Semuanya telah sirna. Digantikan oleh kehampaan yang terasa sangat jelas pada kehidupanku. Tercipta lubang besar yang menganga lebar di dalam hati.
Sepi. Aku kesepian. Diriku yang terbiasa kamu temani hanya sekedar untuk bercakap ringan, sudah tidak ada lagi.
Padahal aku masih ingin lagi dan lagi, untuk bisa selalu merasa kehadiranmu yang nyata, untuk menjadi satu-satunya titik terang pada kegelapan hidupku.
Namun lagi-lagi ini urusan waktu. Waktu merenggut banyak hal berharga dariku. Dan kamu menjadi salah satu hal yang direnggutnya—untuk mencetak banyak luka dalam diriku.
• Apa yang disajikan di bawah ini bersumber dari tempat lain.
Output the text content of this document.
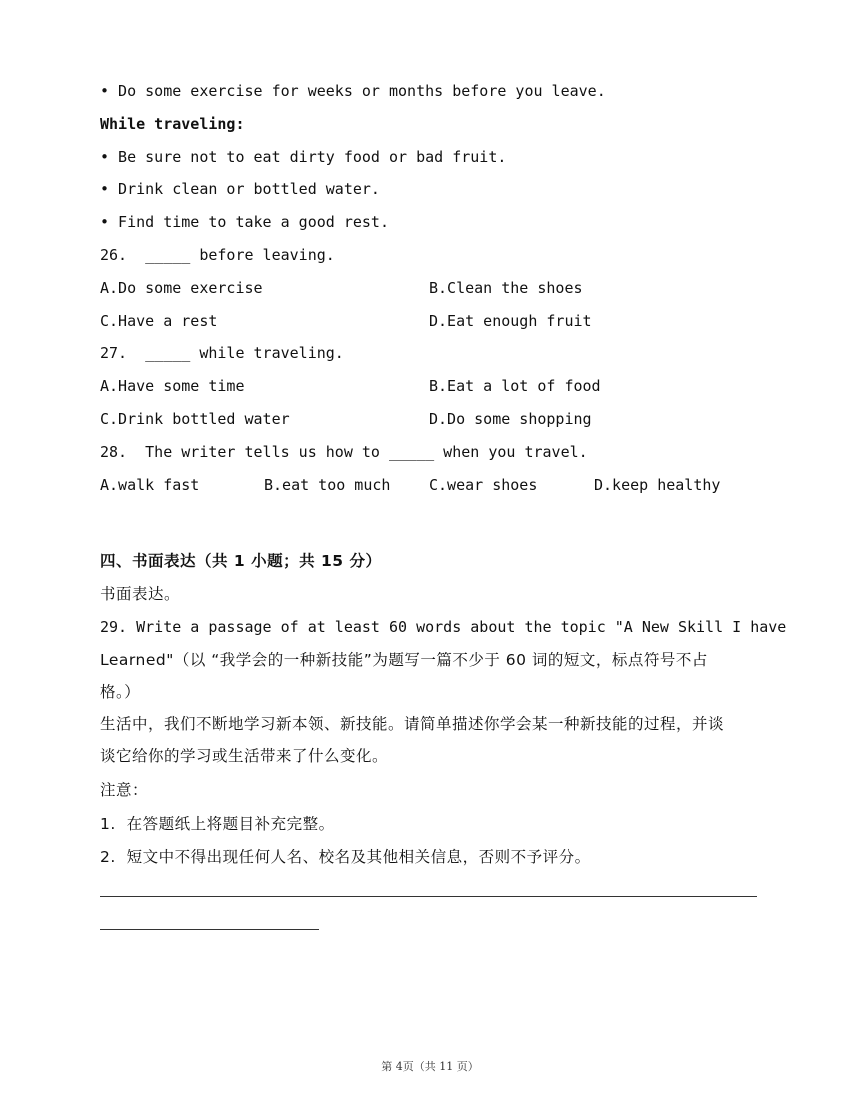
• Do some exercise for weeks or months before you leave.
While traveling:
• Be sure not to eat dirty food or bad fruit.
• Drink clean or bottled water.
• Find time to take a good rest.
26.  _____ before leaving.
A.Do some exercise	B.Clean the shoes
C.Have a rest	D.Eat enough fruit
27.  _____ while traveling.
A.Have some time	B.Eat a lot of food
C.Drink bottled water	D.Do some shopping
28.  The writer tells us how to _____ when you travel.
A.walk fast	B.eat too much	C.wear shoes	D.keep healthy
四、书面表达（共 1 小题；共 15 分）
书面表达。
29. Write a passage of at least 60 words about the topic "A New Skill I have
Learned"（以 “我学会的一种新技能”为题写一篇不少于 60 词的短文，标点符号不占
格。）
生活中，我们不断地学习新本领、新技能。请简单描述你学会某一种新技能的过程，并谈
谈它给你的学习或生活带来了什么变化。
注意：
1.  在答题纸上将题目补充完整。
2.  短文中不得出现任何人名、校名及其他相关信息，否则不予评分。
第 4页（共 11 页）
Lalu aku bisa apa? Menyalahi waktu? Jelas aku tidak bisa. Kemudian apa? Menyalahi takdir? Aku juga tidak bisa. Karena memang terkadang takdir sekejam itu untuk melihat sebesar apa kekuatan para korbannya.
Namun bagaimana? Kamu kira aku masih bisa disebut kuat kalau sudah seperti ini? Tidak. Sama sekali tidak. Aku rapuh. Benar-benar rapuh.
Cahaya yang menjadi penerang kegelapan hidupku, sudah tak ada lagi, sudah hilang. Sekarang yang tersisa hanyalah gelap. Kembali gelap, seperti dulu.
Karena kamu sudah pergi.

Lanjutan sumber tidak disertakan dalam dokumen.